How do I prove that $a!b!$ completely divides $(a+b)!$

Answer 1

The existing answers are sufficient to answer the question: the binomial coefficient $\binom{a+b}{a}$ is an integer and by expanding the definition it implies the divisibility condition in the question. However, there is a more "get your hands dirty" approach to solving this, that might give you some insight into number theory. So I'll include it here.

Note that $a!$ and $b!$ both clearly divide $(a + b)!$ Let's divide by $a!$ and call the result $M$:

$$\dfrac{(a + b)!}{a!} = (a + b)(a + b - 1) \dots (a + 1) = M$$

Note that $M$ is the product of $b$ consecutive terms.
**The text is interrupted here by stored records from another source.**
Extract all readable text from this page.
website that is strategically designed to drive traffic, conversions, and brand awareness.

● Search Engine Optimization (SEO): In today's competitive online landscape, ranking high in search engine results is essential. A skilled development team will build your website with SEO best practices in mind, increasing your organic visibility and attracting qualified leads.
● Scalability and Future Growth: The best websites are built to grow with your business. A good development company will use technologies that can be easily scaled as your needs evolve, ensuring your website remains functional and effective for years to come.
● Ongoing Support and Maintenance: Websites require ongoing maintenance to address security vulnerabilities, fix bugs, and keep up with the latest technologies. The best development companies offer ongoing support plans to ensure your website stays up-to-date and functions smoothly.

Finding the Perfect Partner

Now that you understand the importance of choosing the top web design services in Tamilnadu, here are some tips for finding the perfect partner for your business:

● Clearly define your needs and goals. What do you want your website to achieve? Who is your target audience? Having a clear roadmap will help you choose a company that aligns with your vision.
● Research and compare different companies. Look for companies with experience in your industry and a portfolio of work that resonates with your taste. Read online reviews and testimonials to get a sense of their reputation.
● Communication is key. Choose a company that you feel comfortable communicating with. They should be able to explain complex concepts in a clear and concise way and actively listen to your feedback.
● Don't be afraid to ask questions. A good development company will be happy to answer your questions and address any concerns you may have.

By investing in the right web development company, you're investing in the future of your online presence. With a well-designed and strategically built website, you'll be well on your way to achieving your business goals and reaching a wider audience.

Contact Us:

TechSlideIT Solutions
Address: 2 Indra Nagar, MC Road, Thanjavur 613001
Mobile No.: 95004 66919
It now remains to show that $M$ is divisible by $b!$ Equivalently, we want to show that the exponent to which each prime $p$ appears in $b!$ is less than or equal its exponent in $M$. This is an equivalent definition of divisibility.

Now, it is a well-known result of Legendre that the exponent of a prime $p$ in $b!$ is given by:

$$\sum_{i=1}^{\infty}\lfloor\frac{b}{p^i}\rfloor$$

That is, for each $i$, we calculate the number of multiples of $p^i$ that are in the range $[1, b]$ and sum over all $i$.

Now, let's focus on the term $M$. Similarly, we can calculate the exponent of $p$ in this by calculating the number of multiples of $p^i$ that are in the range $[a + 1, a + b]$, and summing over all $i$. But from a consideration of congruences (modular arithmetic), we can see there must be a multiple of $p^i$ in the range $[a + 1, a + p^i]$. Extending this argument, we have for all $k$ that there are at least $k$ multiples of $p^i$ in the range $[a + 1, a + kp^i]$. But then there must be at least $\lfloor\frac{b}{p^i}\rfloor$ multiples of $p^i$ in the range $[a + 1, a + \lfloor\frac{b}{p^i}\rfloor\cdot p^i]$. So clearly there are at least $\lfloor\frac{b}{p^i}\rfloor$ multiples of $p^i$ in the range $[a + 1, a + b]$. And so, the exponent of $p$ in $M$ is at least:

$$\sum_{i=1}^{\infty}\lfloor\frac{b}{p^i}\rfloor$$

which concludes our proof of divisibility.

Answer 2

$$\binom{a+b}{a}=\frac{(a+b)!}{a!b!}\in\mathbb{N}$$

Answer 3

$\dfrac{(a+b)!}{a!b!}$ is the number of all possible words formed with $a$ letters $A$ and $b$ letters $B$.